The authors use CAT-TTS, a fully autoregressive discrete token-based system, to achieve state-of-the-art speaker similarity scores on both English and Chinese benchmarks while maintaining low word error rates. Results show that CAT-TTS outperforms prior discrete autoregressive models and matches or exceeds performance of recent cascaded and non-autoregressive systems, demonstrating the effectiveness of its unified discrete interface for high-quality zero-shot speech generation. The system also supports variable bitrate control, enabling flexible synthesis without compromising fidelity.

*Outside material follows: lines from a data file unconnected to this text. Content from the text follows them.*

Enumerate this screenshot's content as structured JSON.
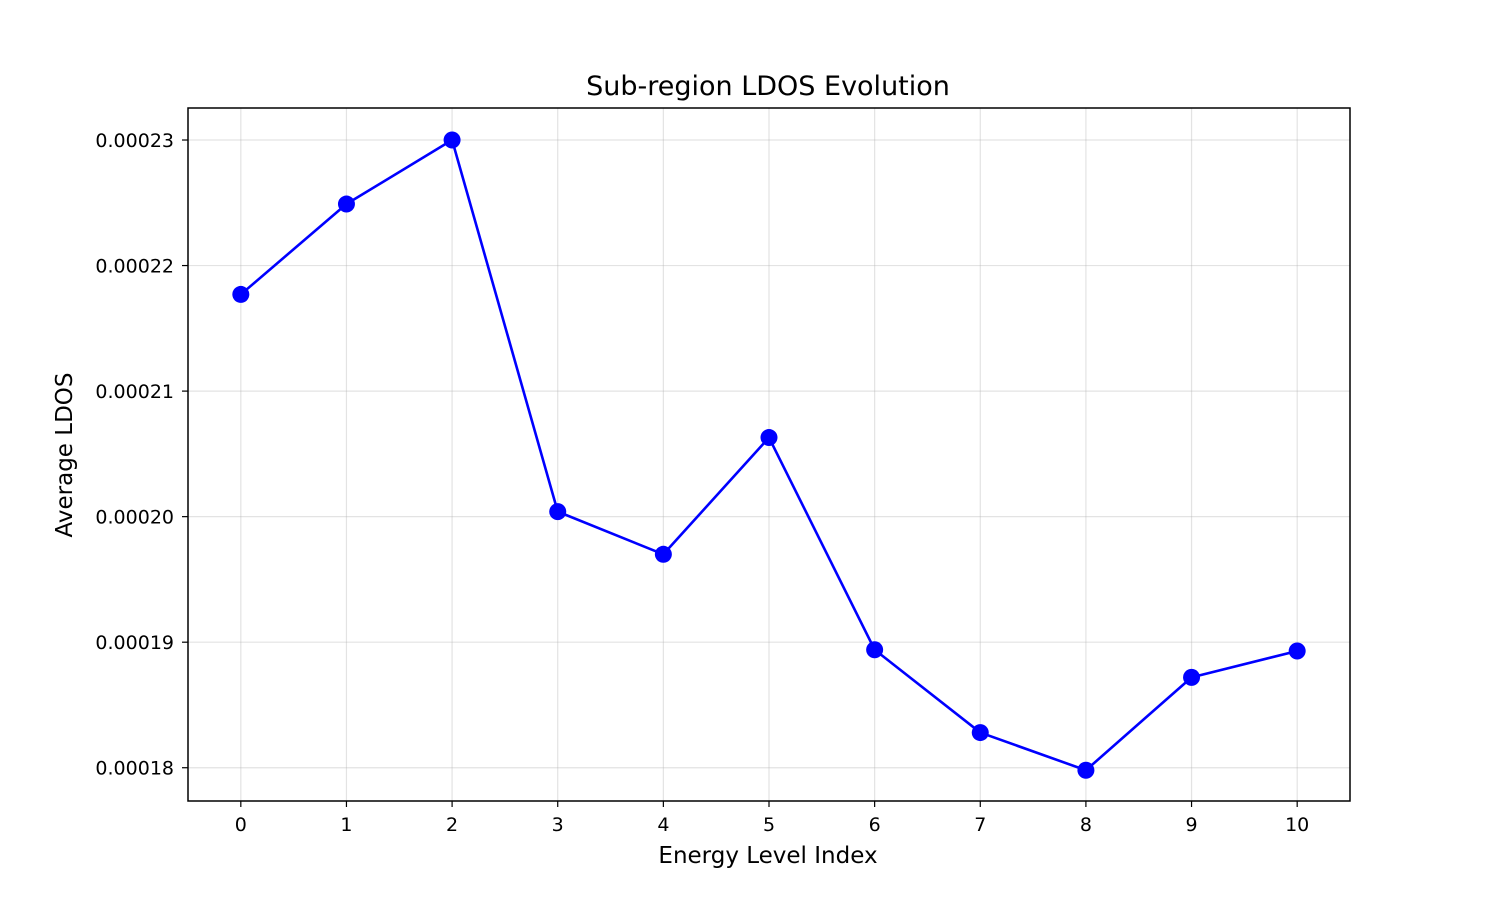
{
  "chart_data": {
    "type": "line",
    "title": "Sub-region LDOS Evolution",
    "xlabel": "Energy Level Index",
    "ylabel": "Average LDOS",
    "x": [
      0,
      1,
      2,
      3,
      4,
      5,
      6,
      7,
      8,
      9,
      10
    ],
    "series": [
      {
        "values": [
          0.0002177,
          0.0002249,
          0.00023,
          0.0002004,
          0.000197,
          0.0002063,
          0.0001894,
          0.0001828,
          0.0001798,
          0.0001872,
          0.0001893
        ],
        "color": "#0000ff",
        "marker": "circle"
      }
    ],
    "xticks": [
      "0",
      "1",
      "2",
      "3",
      "4",
      "5",
      "6",
      "7",
      "8",
      "9",
      "10"
    ],
    "yticks": [
      0.00018,
      0.00019,
      0.0002,
      0.00021,
      0.00022,
      0.00023
    ],
    "ytick_labels": [
      "0.00018",
      "0.00019",
      "0.00020",
      "0.00021",
      "0.00022",
      "0.00023"
    ],
    "xlim": [
      -0.5,
      10.5
    ],
    "ylim": [
      0.00017735,
      0.00023255
    ],
    "grid": true,
    "legend": null
  }
}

The authors use MOSS-Audio-Tokenizer to achieve strong reconstruction across speech, sound, and music at multiple bitrates, outperforming prior methods especially at low and medium bitrates while maintaining scalability through end-to-end optimization. Results show that its transformer-based architecture, variable bitrate support, and semantic richness contribute to consistent high-quality reconstruction without relying on pretrained encoders. The model’s design enables robust performance across domains and bitrates, distinguishing it from other tokenizers that either lack end-to-end training or fail to scale effectively.

The authors use CAT tokens as direct inputs to a large language model for automatic speech recognition, achieving competitive word and character error rates on English and Chinese benchmarks. Results show that CAT tokens preserve sufficient linguistic content and align well with text, enabling effective speech understanding without additional alignment or auxiliary supervision.

MOSS-Audio-Tokenizer consistently outperforms or matches other open-source audio tokenizers across speech, general audio, and music benchmarks at low, medium, and high bitrates, with performance improving as bitrate increases. The model demonstrates strong scalability through end-to-end optimization, maintaining high reconstruction fidelity even under variable bitrate conditions. Its design enables robust performance across diverse audio types without requiring separate models for different bitrates or domains.